Als Grundlage des Workshops galt die Definition von Ereignissen als einmalige, auf menschliche Handlungen zurückführbare Vorgänge oder auch passiv erfahrene Geschehnisse mit einschneidenden Wirkungen auf strukturelle Zusammenhänge, also von strukturverändernder Bedeutung. Daraus ergibt sich andererseits, Strukturen nicht losgelöst von Ereignissen zu betrachten. Ereignisse sind also weder auf Elemente von ,Heldenerzählungen’ der Taten ‚großer Männer’ oder auf die ‚Haupt- und Staatsaktionen’ zu reduzieren, noch notwendige Ergebnisse struktureller Dispositionen. 2

In der ersten Sektion „Positionen und Perspektiven“ thematisierte der Ägyptologe LUDWIG D. MORENZ (Berlin/Leipzig) an der ‚Reichseinigung’ die Problematik, Ereignisse anhand der im historischen Material überlieferten Interpretationen dingfest zu machen. Die Verknüpfung von Fakten und Fiktionen zeige sich in der Bildformel ‚Erschlagen der Feinde’, zwar wohl tatsächlich auf kriegerische Ereignisse zurückverweisend, aber zugleich ideologielastige Selbstrepräsentation. Monument der Inszenierung, der Deutungshoheit der Sieger sei im Falle der Auseinandersetzung Hierakonpolis – Buto die Prunkkeule des Skorpion. Die verlorene Perspektive der Verlierer aus Buto müsse indirekt, über Ortsnamenwechsel und die Ablösung des Lokalgottes rekonstruiert werden.

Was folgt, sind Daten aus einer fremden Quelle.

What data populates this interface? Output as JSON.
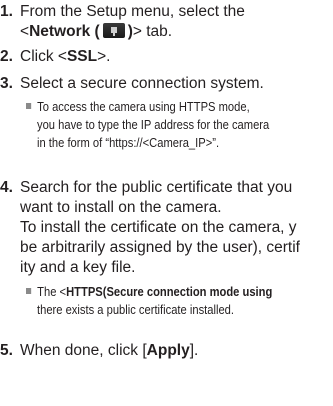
{
  "steps": [
    {
      "number": "1.",
      "line1": "From the Setup menu, select the",
      "line2_prefix": "<",
      "line2_bold": "Network (",
      "icon": "network-setup-icon",
      "line2_bold_close": ")",
      "line2_suffix": "> tab."
    },
    {
      "number": "2.",
      "prefix": "Click <",
      "bold": "SSL",
      "suffix": ">."
    },
    {
      "number": "3.",
      "text": "Select a secure connection system.",
      "note_lines": [
        "To access the camera using HTTPS mode,",
        "you have to type the IP address for the camera",
        "in the form of “https://<Camera_IP>”."
      ]
    },
    {
      "number": "4.",
      "lines": [
        "Search for the public certificate that you",
        "want to install on the camera.",
        "To install the certificate on the camera, y",
        "be arbitrarily assigned by the user), certif",
        "ity and a key file."
      ],
      "note_prefix": "The <",
      "note_bold": "HTTPS(Secure connection mode using",
      "note_line2": "there exists a public certificate installed."
    },
    {
      "number": "5.",
      "prefix": "When done, click [",
      "bold": "Apply",
      "suffix": "]."
    }
  ]
}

Einem ganz ähnlichen Thema ging FRIEDERIKE HERKLOTZ (Berlin) am Beispiel des Ptolemaios XII., Neos Dionysos, des Vaters der Kleopatra nach. Versager oder siegreicher Pharao?, der Untertitel ihres Beitrags bezog sich auf die Bewertung des Pharao in den griechisch-römischen Quellen einerseits und andererseits der Möglichkeit, Informationen dieser Quellen, aber auch die ägyptischen Monumente, die Ptolemaios XII. als gottgefälligen Bauherrn zeigen, dazu zu nutzen, ein umfassenderes Bild des Pharaos zu generieren.

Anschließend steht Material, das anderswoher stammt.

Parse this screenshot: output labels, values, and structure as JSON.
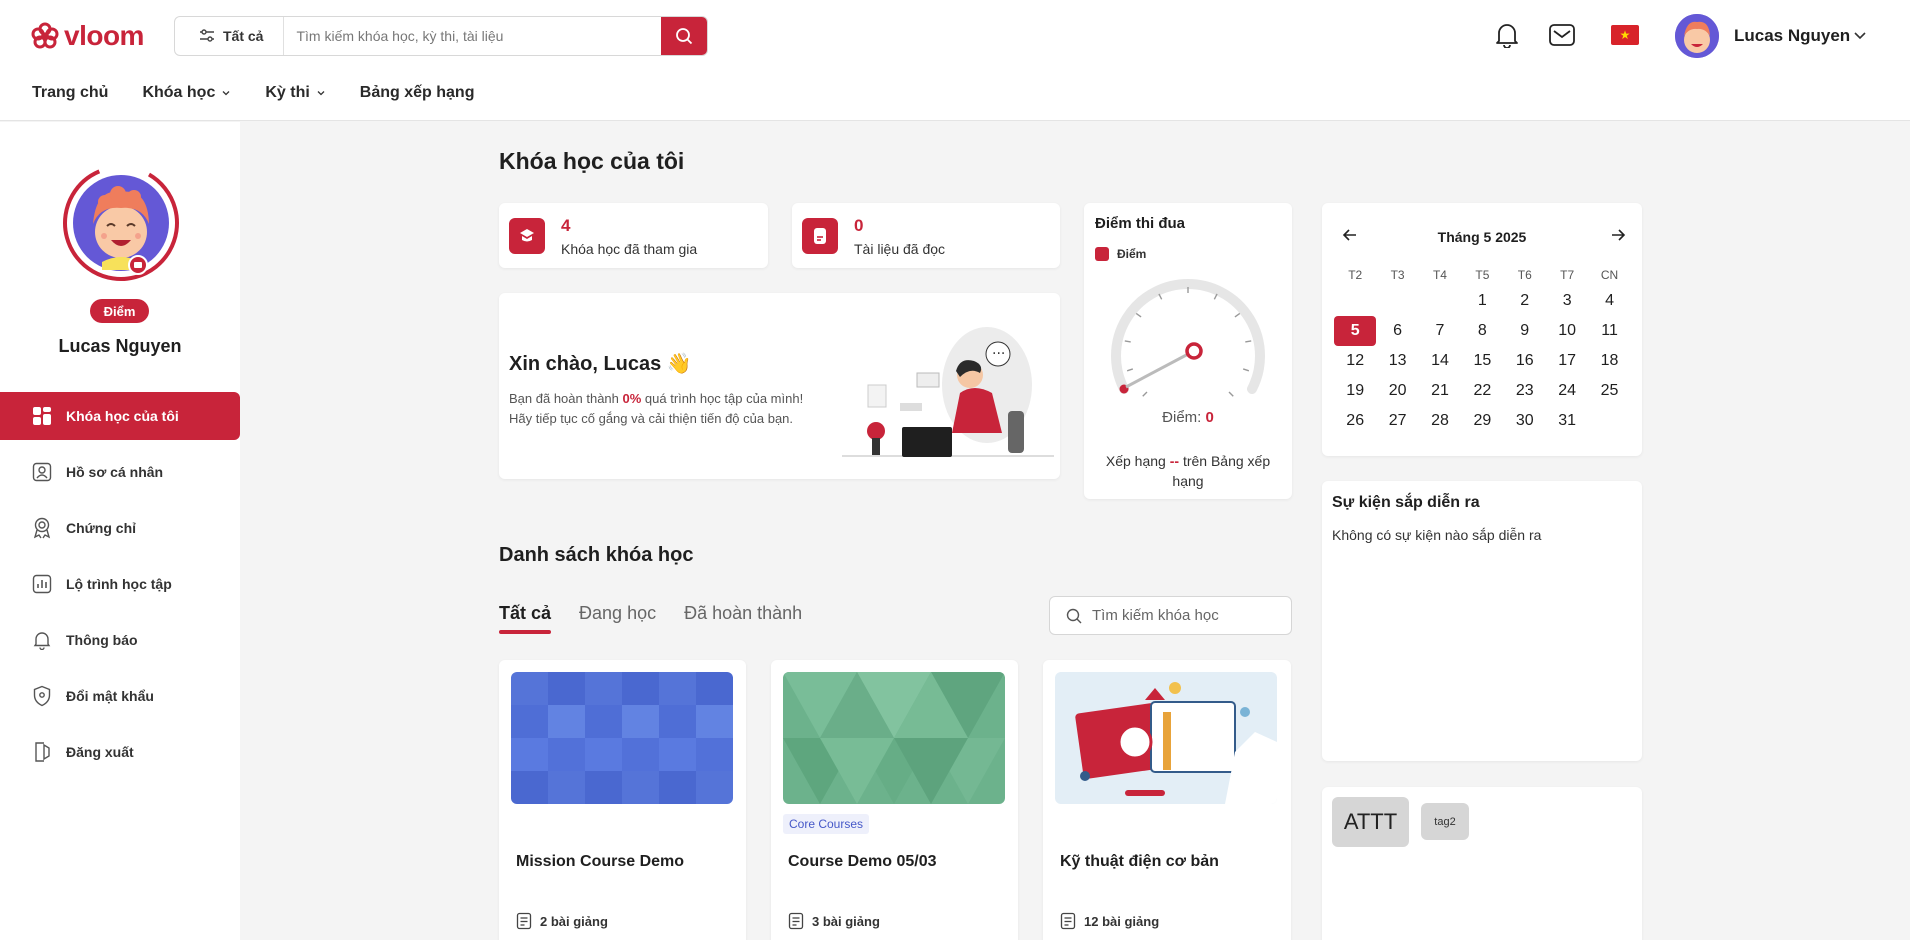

Der Historiker ROLAND STEINACHER (Wien) sprach zum Verhältnis zwischen spätrömischer Mittelmeerwelt und angrenzenden ethnischen Gruppen. Dabei schien sich in den letzten Jahrzehnten gegenüber Interpretationsmustern wie Eroberung, Unterwerfung und Untergang eine Sicht durchzusetzen, die auf Integration und Transformation von Rom und Germanen bzw. Barbaren zielt. Jüngst vorgebrachten Einwänden gegen dieses ‚harmonisierende’ Bild trat Steinacher auf sachlicher Ebene mit den Ergebnissen der Ethnizitätsforschung entgegen. Auf allgemeiner Ebene situierte er die Auseinandersetzung im Rahmen der Diskurse über die politischen und ethnischen Identitäten des zeitgenössischen Europa.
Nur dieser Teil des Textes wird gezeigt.